Specifically, they asked the court to decide whether Clayton’s share of the estate should go to his brother (Logan), his daughter, who was born 11 days after Unger was killed, or to a couple of charities that were named as alternate beneficiaries under the will.

The Public Guardian and Trustee of British Columbia (PGT) argued that Clayton’s young daughter, Adeline, should inherit his portion of the estate on the basis that this best reflects the original intent of the will, and that, “the will should be read as if Clayton pre-deceased his mother and the child is entitled to Clayton’s share of the residue.”

The court noted that Logan argued that the rule against criminals benefiting from their crimes should extend to those who claim through their estate.

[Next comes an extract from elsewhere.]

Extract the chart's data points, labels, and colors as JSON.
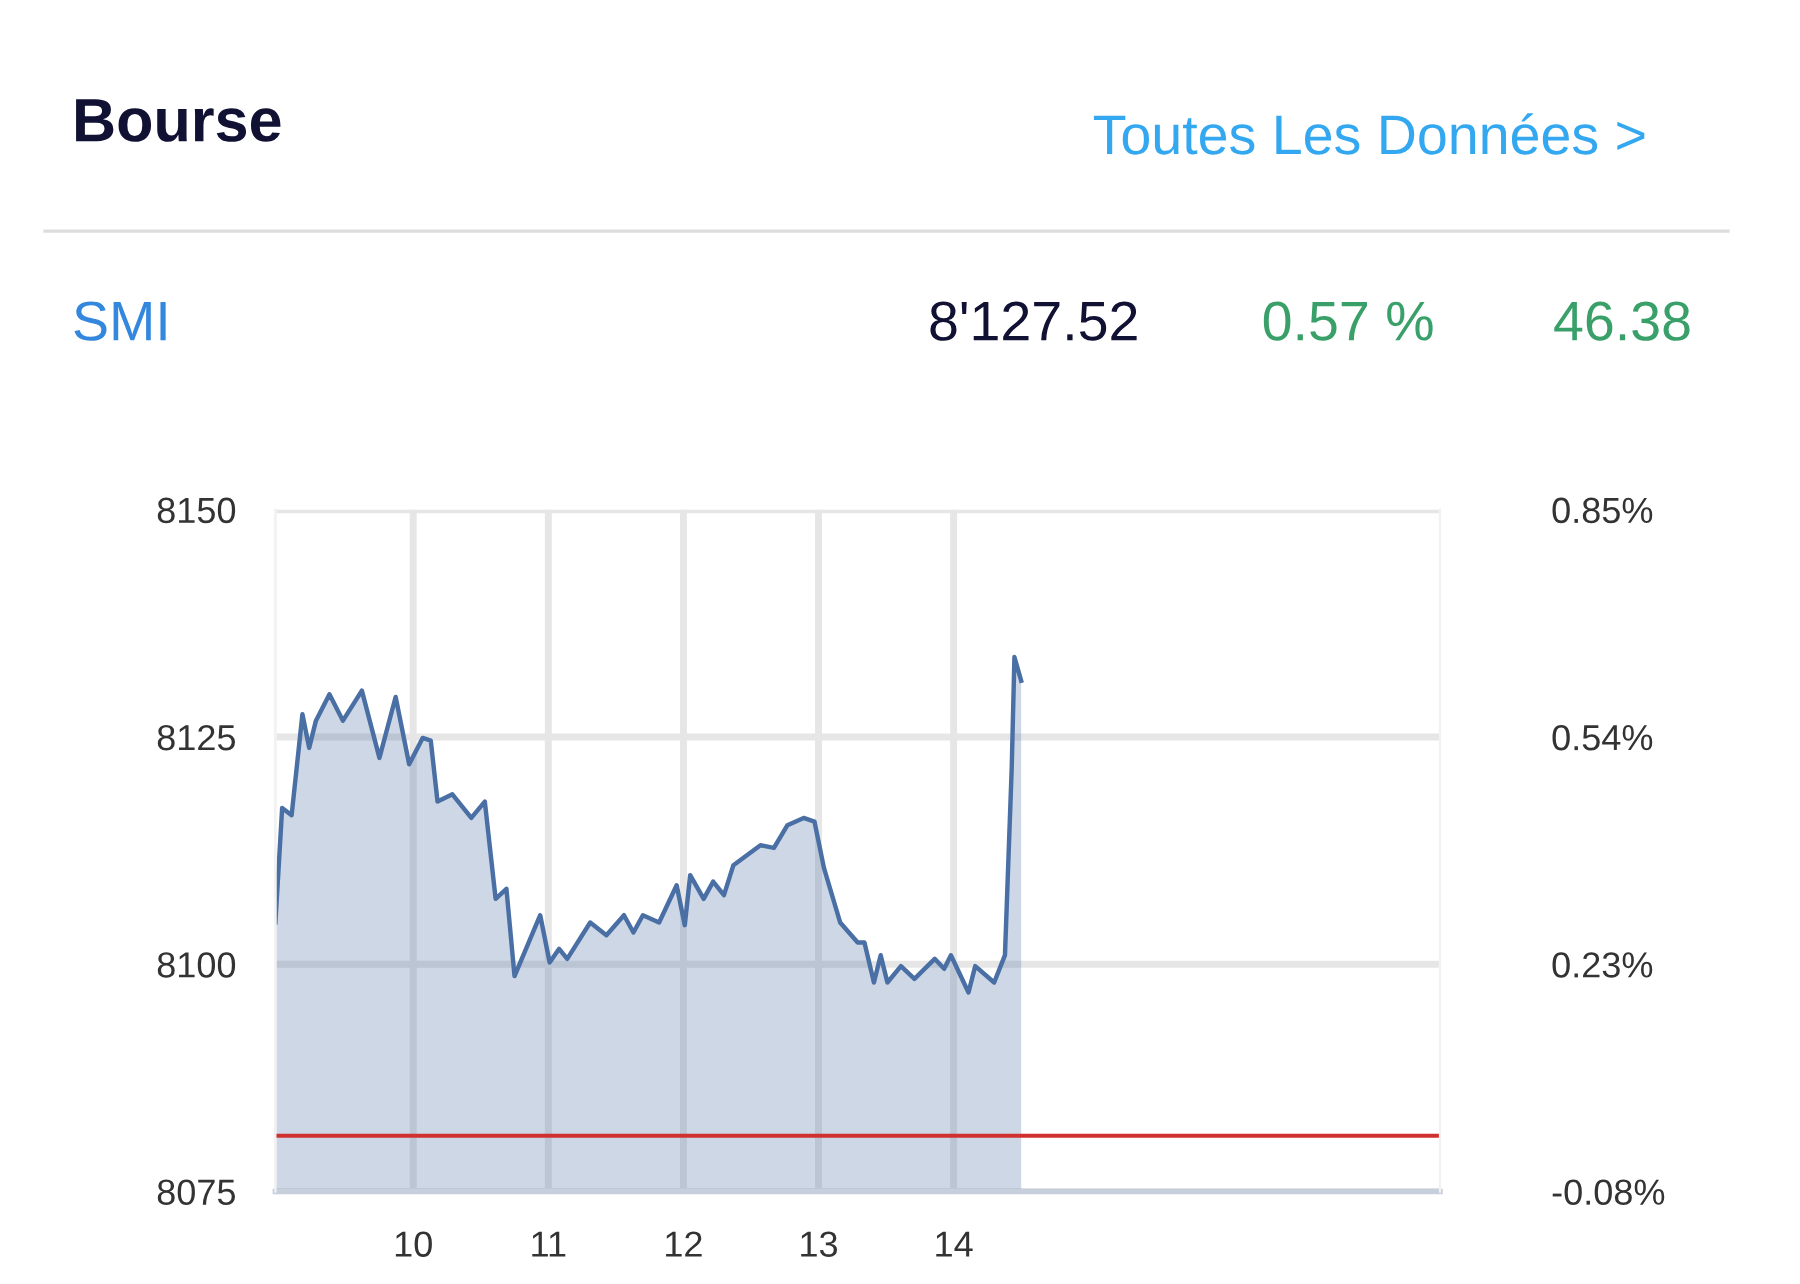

In Unger Estate (Re), released Feb. 7,  the court sided with the PGT. However the court ruled that Clayton’s portion of his mother’s estate should pass to his daughter on the basis that she was Clayton’s “alternate beneficiary” under the will, and is entitled to his share.

“Logan was not an alternate beneficiary of Clayton. He was a primary beneficiary of the residue along with Clayton and had no claim against Clayton’s share,” Justice Robert Jenkins wrote.

The court ordered that Clayton’s share of the estate be paid to the PGT and held in trust for Adeline until she’s entitled to receive it under B.C. law.